The Committee on the Rights of the Child would open next Monday, 18 January, at noon, its 85th session — a virtual one during which, given the current COVID-19 situation, it would not review any country report.

On behalf of the Human Rights Council (HRC), Mr. LeBlanc added that the HRC would hold an organizational meeting today at 3 p.m. to select the country rapporteurs for its Universal Periodic Reviews taking place in 2021. The meeting would also continue the discussion on the election of the Council President (from the Asia-Pacific Group) and the 4th Vice-President (from the Eastern European Group) for 2021

Responding to a question on the Secretary-General’s intentions regarding a second mandate, Mr. LeBlanc said the Secretary-General had conveyed to the President of the General Assembly and the President of the Security Council that he was available to serve a second term as Secretary-General of the United Nations, if that were the will of the Member States.

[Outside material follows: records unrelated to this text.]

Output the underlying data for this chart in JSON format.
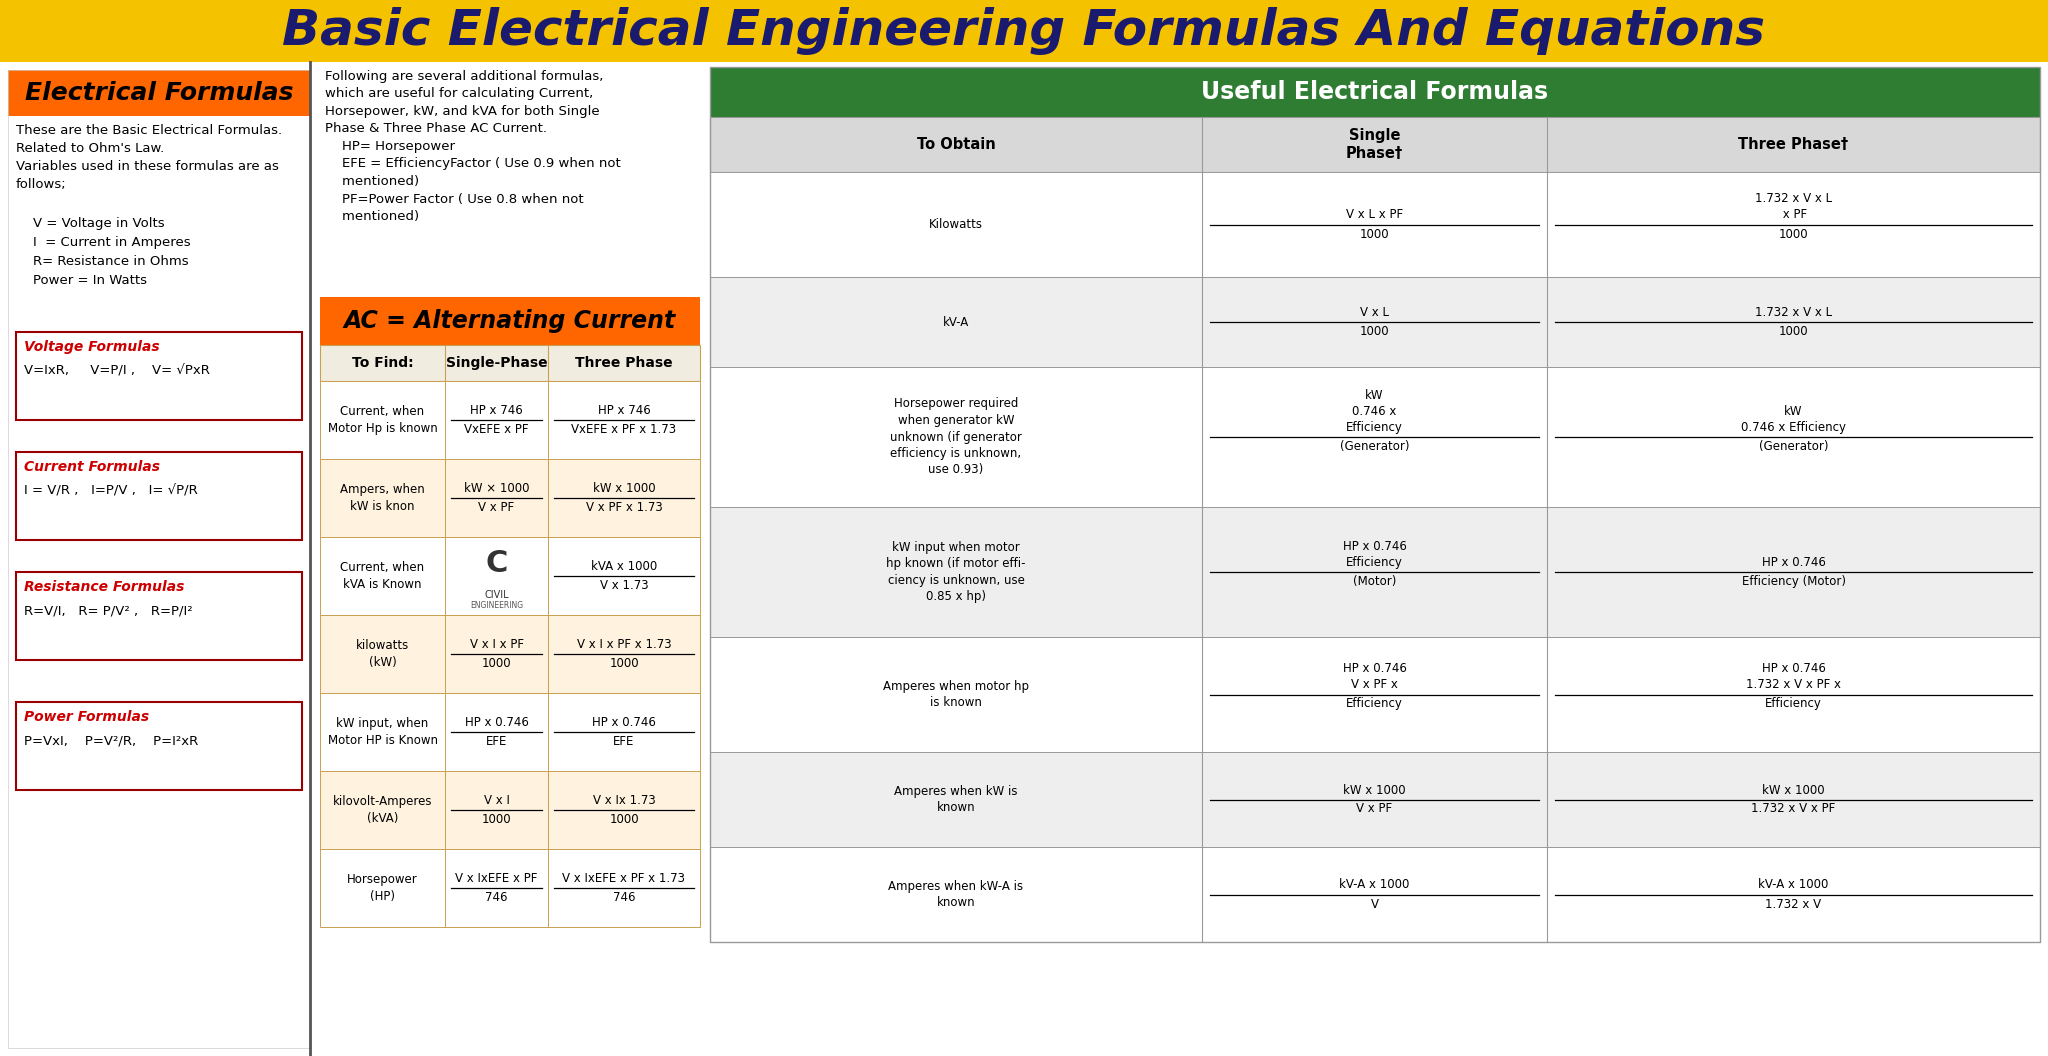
{
  "title": "Basic Electrical Engineering Formulas And Equations",
  "title_bg": "#F5C200",
  "title_color": "#1a1a6e",
  "main_bg": "#ffffff",
  "left_panel": {
    "header": "Electrical Formulas",
    "header_bg": "#FF6600",
    "intro": "These are the Basic Electrical Formulas.\nRelated to Ohm's Law.\nVariables used in these formulas are as\nfollows;",
    "variables": "    V = Voltage in Volts\n    I  = Current in Amperes\n    R= Resistance in Ohms\n    Power = In Watts",
    "boxes": [
      {
        "label": "Voltage Formulas",
        "formulas": "V=IxR,     V=P/I ,    V= √PxR"
      },
      {
        "label": "Current Formulas",
        "formulas": "I = V/R ,   I=P/V ,   I= √P/R"
      },
      {
        "label": "Resistance Formulas",
        "formulas": "R=V/I,   R= P/V² ,   R=P/I²"
      },
      {
        "label": "Power Formulas",
        "formulas": "P=VxI,    P=V²/R,    P=I²xR"
      }
    ]
  },
  "middle_top_text": "Following are several additional formulas,\nwhich are useful for calculating Current,\nHorsepower, kW, and kVA for both Single\nPhase & Three Phase AC Current.\n    HP= Horsepower\n    EFE = EfficiencyFactor ( Use 0.9 when not\n    mentioned)\n    PF=Power Factor ( Use 0.8 when not\n    mentioned)",
  "ac_table": {
    "header": "AC = Alternating Current",
    "header_bg": "#FF6600",
    "col_headers": [
      "To Find:",
      "Single-Phase",
      "Three Phase"
    ],
    "rows": [
      {
        "label": "Current, when\nMotor Hp is known",
        "single_num": "HP x 746",
        "single_den": "VxEFE x PF",
        "three_num": "HP x 746",
        "three_den": "VxEFE x PF x 1.73"
      },
      {
        "label": "Ampers, when\nkW is knon",
        "single_num": "kW × 1000",
        "single_den": "V x PF",
        "three_num": "kW x 1000",
        "three_den": "V x PF x 1.73"
      },
      {
        "label": "Current, when\nkVA is Known",
        "single_num": "Civil",
        "single_den": "",
        "three_num": "kVA x 1000",
        "three_den": "V x 1.73",
        "civil_logo": true
      },
      {
        "label": "kilowatts\n(kW)",
        "single_num": "V x I x PF",
        "single_den": "1000",
        "three_num": "V x I x PF x 1.73",
        "three_den": "1000"
      },
      {
        "label": "kW input, when\nMotor HP is Known",
        "single_num": "HP x 0.746",
        "single_den": "EFE",
        "three_num": "HP x 0.746",
        "three_den": "EFE"
      },
      {
        "label": "kilovolt-Amperes\n(kVA)",
        "single_num": "V x I",
        "single_den": "1000",
        "three_num": "V x Ix 1.73",
        "three_den": "1000"
      },
      {
        "label": "Horsepower\n(HP)",
        "single_num": "V x IxEFE x PF",
        "single_den": "746",
        "three_num": "V x IxEFE x PF x 1.73",
        "three_den": "746"
      }
    ]
  },
  "right_table": {
    "header": "Useful Electrical Formulas",
    "header_bg": "#2E7D32",
    "header_color": "#ffffff",
    "col_headers": [
      "To Obtain",
      "Single\nPhase†",
      "Three Phase†"
    ],
    "rows": [
      {
        "label": "Kilowatts",
        "s_num": "V x L x PF",
        "s_den": "1000",
        "t_num": "1.732 x V x L\n x PF",
        "t_den": "1000"
      },
      {
        "label": "kV-A",
        "s_num": "V x L",
        "s_den": "1000",
        "t_num": "1.732 x V x L",
        "t_den": "1000"
      },
      {
        "label": "Horsepower required\nwhen generator kW\nunknown (if generator\nefficiency is unknown,\nuse 0.93)",
        "s_num": "kW\n0.746 x\nEfficiency",
        "s_den": "(Generator)",
        "t_num": "kW\n0.746 x Efficiency",
        "t_den": "(Generator)"
      },
      {
        "label": "kW input when motor\nhp known (if motor effi-\nciency is unknown, use\n0.85 x hp)",
        "s_num": "HP x 0.746\nEfficiency",
        "s_den": "(Motor)",
        "t_num": "HP x 0.746",
        "t_den": "Efficiency (Motor)"
      },
      {
        "label": "Amperes when motor hp\nis known",
        "s_num": "HP x 0.746\nV x PF x",
        "s_den": "Efficiency",
        "t_num": "HP x 0.746\n1.732 x V x PF x",
        "t_den": "Efficiency"
      },
      {
        "label": "Amperes when kW is\nknown",
        "s_num": "kW x 1000",
        "s_den": "V x PF",
        "t_num": "kW x 1000",
        "t_den": "1.732 x V x PF"
      },
      {
        "label": "Amperes when kW-A is\nknown",
        "s_num": "kV-A x 1000",
        "s_den": "V",
        "t_num": "kV-A x 1000",
        "t_den": "1.732 x V"
      }
    ]
  }
}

Rosalind Yarde, for the International Labour Organization (ILO), said that, on 21 January, the ILO would be kicking off the International Year for the Elimination of Child Labour following on from a resolution that was adopted by the UN General Assembly in 2019. Almost 100 million children had been removed from child labour over the last two decades, bringing numbers down from 246 million in 2000 to 152 million in 2016. Nevertheless, progress across regions was imbalanced and challenges remained with younger age groups. This was being aggravated by the COVID-19 pandemic.

Ms. Yarded added that the ILO would launch a report on homeworking tomorrow. The report analyzed the situation of homeworkers worldwide — whose numbers had increased significantly since the start of the COVID-19 pandemic. It covered the hundreds of millions of workers worldwide who worked from home in a range of jobs covering industrial home working, teleworking, and digital platform working.